Level of invention (or degree of inventiveness, or level of solution, or rank of solution, or rank of invention) is a relative degree of changes to the previous system (or solution) in the result of solution of inventive problem (one containing a contradiction). Term was defined and introduced by TRIZ author G. S. Altshuller.

After initially reviewing 200,000 patent abstracts, Altshuller selected 40,000 as representatives of high level inventive solutions. The remainder involved direct improvements easily recognized within the specialty of the system.

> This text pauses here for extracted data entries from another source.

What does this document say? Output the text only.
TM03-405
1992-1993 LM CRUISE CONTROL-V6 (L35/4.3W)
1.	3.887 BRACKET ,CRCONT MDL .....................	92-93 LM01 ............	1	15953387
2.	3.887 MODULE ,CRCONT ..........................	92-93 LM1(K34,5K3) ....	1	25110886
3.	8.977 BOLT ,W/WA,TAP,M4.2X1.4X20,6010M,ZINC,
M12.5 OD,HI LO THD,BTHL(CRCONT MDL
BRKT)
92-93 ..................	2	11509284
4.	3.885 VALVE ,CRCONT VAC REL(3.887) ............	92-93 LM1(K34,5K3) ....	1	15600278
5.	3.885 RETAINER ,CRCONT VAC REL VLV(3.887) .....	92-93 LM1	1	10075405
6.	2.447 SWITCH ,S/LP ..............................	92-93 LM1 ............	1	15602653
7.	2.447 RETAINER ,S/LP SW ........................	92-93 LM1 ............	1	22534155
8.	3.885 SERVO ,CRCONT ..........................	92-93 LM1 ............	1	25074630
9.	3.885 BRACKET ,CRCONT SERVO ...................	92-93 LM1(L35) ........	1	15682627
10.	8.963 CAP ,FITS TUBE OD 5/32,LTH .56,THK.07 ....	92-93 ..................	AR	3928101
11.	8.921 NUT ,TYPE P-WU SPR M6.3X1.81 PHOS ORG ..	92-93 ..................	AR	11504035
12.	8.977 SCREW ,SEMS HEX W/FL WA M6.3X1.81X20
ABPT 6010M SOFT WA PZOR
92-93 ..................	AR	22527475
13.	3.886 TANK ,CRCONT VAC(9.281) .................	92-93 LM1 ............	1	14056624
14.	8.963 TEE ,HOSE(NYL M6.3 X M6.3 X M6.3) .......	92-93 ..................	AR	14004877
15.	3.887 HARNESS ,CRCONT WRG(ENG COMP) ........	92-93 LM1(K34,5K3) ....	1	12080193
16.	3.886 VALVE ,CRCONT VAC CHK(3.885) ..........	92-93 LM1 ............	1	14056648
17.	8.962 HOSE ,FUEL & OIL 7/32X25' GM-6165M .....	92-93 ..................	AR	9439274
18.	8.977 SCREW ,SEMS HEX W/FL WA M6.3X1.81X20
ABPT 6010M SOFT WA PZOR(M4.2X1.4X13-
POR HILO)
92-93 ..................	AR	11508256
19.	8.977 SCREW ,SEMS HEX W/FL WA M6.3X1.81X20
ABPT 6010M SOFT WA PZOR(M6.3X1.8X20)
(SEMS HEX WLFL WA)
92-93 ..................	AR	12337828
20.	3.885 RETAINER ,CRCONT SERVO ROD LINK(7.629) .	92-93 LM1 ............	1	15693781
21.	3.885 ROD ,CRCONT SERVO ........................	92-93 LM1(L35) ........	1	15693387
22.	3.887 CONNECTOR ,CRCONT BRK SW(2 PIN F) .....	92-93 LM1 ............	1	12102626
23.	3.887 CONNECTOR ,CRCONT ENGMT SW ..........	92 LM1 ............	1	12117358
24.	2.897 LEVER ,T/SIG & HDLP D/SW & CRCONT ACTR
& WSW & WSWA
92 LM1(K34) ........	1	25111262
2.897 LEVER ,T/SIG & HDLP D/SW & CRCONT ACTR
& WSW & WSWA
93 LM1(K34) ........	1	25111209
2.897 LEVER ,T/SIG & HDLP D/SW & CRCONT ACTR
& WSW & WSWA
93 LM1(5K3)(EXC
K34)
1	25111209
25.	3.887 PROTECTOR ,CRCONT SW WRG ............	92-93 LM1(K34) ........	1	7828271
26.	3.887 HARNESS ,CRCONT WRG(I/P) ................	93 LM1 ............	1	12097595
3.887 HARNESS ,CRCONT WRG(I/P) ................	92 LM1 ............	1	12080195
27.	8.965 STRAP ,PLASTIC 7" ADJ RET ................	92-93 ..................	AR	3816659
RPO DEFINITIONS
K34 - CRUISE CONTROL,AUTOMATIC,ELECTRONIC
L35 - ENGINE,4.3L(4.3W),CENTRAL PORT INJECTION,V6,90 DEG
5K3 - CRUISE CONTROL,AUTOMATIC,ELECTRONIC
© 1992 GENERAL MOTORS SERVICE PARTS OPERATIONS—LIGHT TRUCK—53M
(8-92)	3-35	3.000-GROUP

Altshuller separated the patents' different degrees of inventiveness into five levels:
- Level 1 – Routine design problems solved by methods well known within the specialty. Usually no invention needed.
example: use of coal for writing
- Level 2 – Minor improvements to an existing system using methods known within the industry.
example: graphite pencil (wrapped coal stick)
- Level 3 – Fundamental improvement to an existing system using methods known outside the industry.
example: ink pen (ink instead of coal)
- Level 4 – A new generation of a system that entails a new principle for performing the system's primary functions. Solutions are found more often in science than technology.
example: printer (another whole system for writing)
- Level 5 – A rare scientific discovery or pioneering invention of an essentially new system.
example: electronic pen&paper (see Anoto)

These levels of invention are applied to solutions rather than problems requiring a system of solution.

Also level of invention and the potential for innovation in any nation, geographical area or economic activity is as measurement in the concept of innovative capacity originally introduced by Prof. Suarez-Villa in 1990.